Нас в очередной раз усадили и оставили без присмотра. А вот это уже было интереснее: что у них здесь с режимом охраны, если они позволяют пленникам сидеть так? Впрочем, через пару минут молчания подошёл старик, что был на отшибе. Мне, наконец, удалось рассмотреть его поближе: роскошная, местами облезшая борода, скрывающая шею, как шарф, была чуть ли не единственной растительностью на голове, не считая кустов бровей и седых волос на висках. За те несколько минут, что мы были здесь, он успел переодеться в обитое шерстью пальто до колен, сапоги, закрывающие остальное. Руки закрывали тонкие и явно древние перчатки, с неизвестно как сохранившейся спустя такое время кожей (хотя вполне возможно, что сделали их после конца Старой Истории).
– Je m’appelle Ernst. On m’a dit d’être votre interprète pendant la détention et l’apprentissage de notre langue.
– Жаль, но я нихера не понял, – шепнул Джон.
– Я могу говорить и на этом языке. Правда возможности практиковаться почти не было, und… и я иногда буду переспрашивать.
– Блеск…
– Ещё раз: меня зовут Эрнст. На время вашего заключения и обучения нашему языку я буду вашим переводчиком. Полагаю, никто из вас не говорит по-немецки?
– Тебе какая разница?
– Просто удивительно. Ни один француз из всех мне знакомых не пренебрегал изучением языка своих соседей.
– Француз? – перебил Джон.
– Вы ведь, полагаю, французы?
– Нет, – Джон оскалился. – Мы из Англии.
– Не говорите бреда. В Англии одни мутанты: наша поисковая группа ещё пятнадцать лет назад это доказала.

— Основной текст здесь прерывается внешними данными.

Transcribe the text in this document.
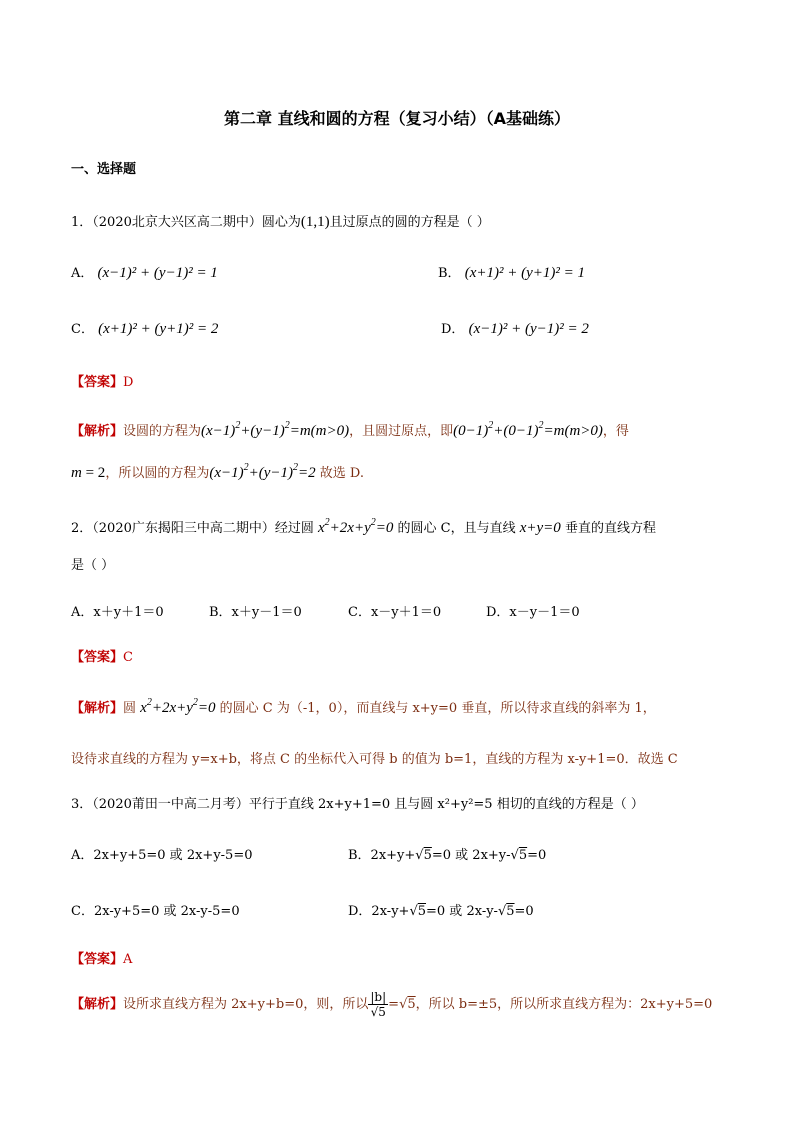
第二章 直线和圆的方程（复习小结）（A基础练）
一、选择题
1．（2020北京大兴区高二期中）圆心为(1,1)且过原点的圆的方程是（ ）
A． (x−1)² + (y−1)² = 1	B． (x+1)² + (y+1)² = 1
C． (x+1)² + (y+1)² = 2	D． (x−1)² + (y−1)² = 2
【答案】D
【解析】设圆的方程为$(x-1)^2+(y-1)^2=m(m>0)$，且圆过原点，即$(0-1)^2+(0-1)^2=m(m>0)$，得
m = 2，所以圆的方程为$(x-1)^2+(y-1)^2=2$ 故选 D.
2．（2020广东揭阳三中高二期中）经过圆 $x^2+2x+y^2=0$ 的圆心 C，且与直线 x+y=0 垂直的直线方程
是（ ）
A．x＋y＋1＝0	B．x＋y－1＝0	C．x－y＋1＝0	D．x－y－1＝0
【答案】C
【解析】圆 $x^2+2x+y^2=0$ 的圆心 C 为（-1，0），而直线与 x+y=0 垂直，所以待求直线的斜率为 1，
设待求直线的方程为 y=x+b，将点 C 的坐标代入可得 b 的值为 b=1，直线的方程为 x-y+1=0．故选 C
3．（2020莆田一中高二月考）平行于直线 2x+y+1=0 且与圆 x²+y²=5 相切的直线的方程是（ ）
A．2x+y+5=0 或 2x+y-5=0	B．2x+y+√5=0 或 2x+y-√5=0
C．2x-y+5=0 或 2x-y-5=0	D．2x-y+√5=0 或 2x-y-√5=0
【答案】A
【解析】设所求直线方程为 2x+y+b=0，则，所以 $\frac{|b|}{√5} =√5$，所以 b=±5，所以所求直线方程为：2x+y+5=0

– Значит, плохо искали, – прохрипел Кас, а потом закашлялся. – Пятнадцать лет назад минимум шесть анклавов ещё работали, чего не скажешь про нынешнее положение дел.
– Возле Лондона?
– Мне откуда знать? Я про староисторическую географию ничего не знаю.
– Это такой термин? Я немного не… какие корни?
– Как с другой планеты свалился! – буркнула Сара.
– «Старый» и «история», – я решил включиться в диалог мирно. – Это обозначает, что город, вещь или ещё что-нибудь существовало до начала похолодания. Новая История – это всё, что произошло после.
– Благодарю, юноша, – Эрнст чуть склонил голову. – Полагаю, ваши друзья не слишком разговорчивы вследствие всей сложившейся ситуации. Надеюсь, с вами мы…
– Пацана даже не думай трогать, старик! – резко вспыхнул Джон. – Не посмотрю, что тебе лет под семьдесят, голыми руками прибью!
– Господа, вы определённо не так поняли наши цели. Мы… dargestellter… нет. Мы представляем мирное население. Если позволите, я постараюсь всё объяснить.
Никто возражать не стал.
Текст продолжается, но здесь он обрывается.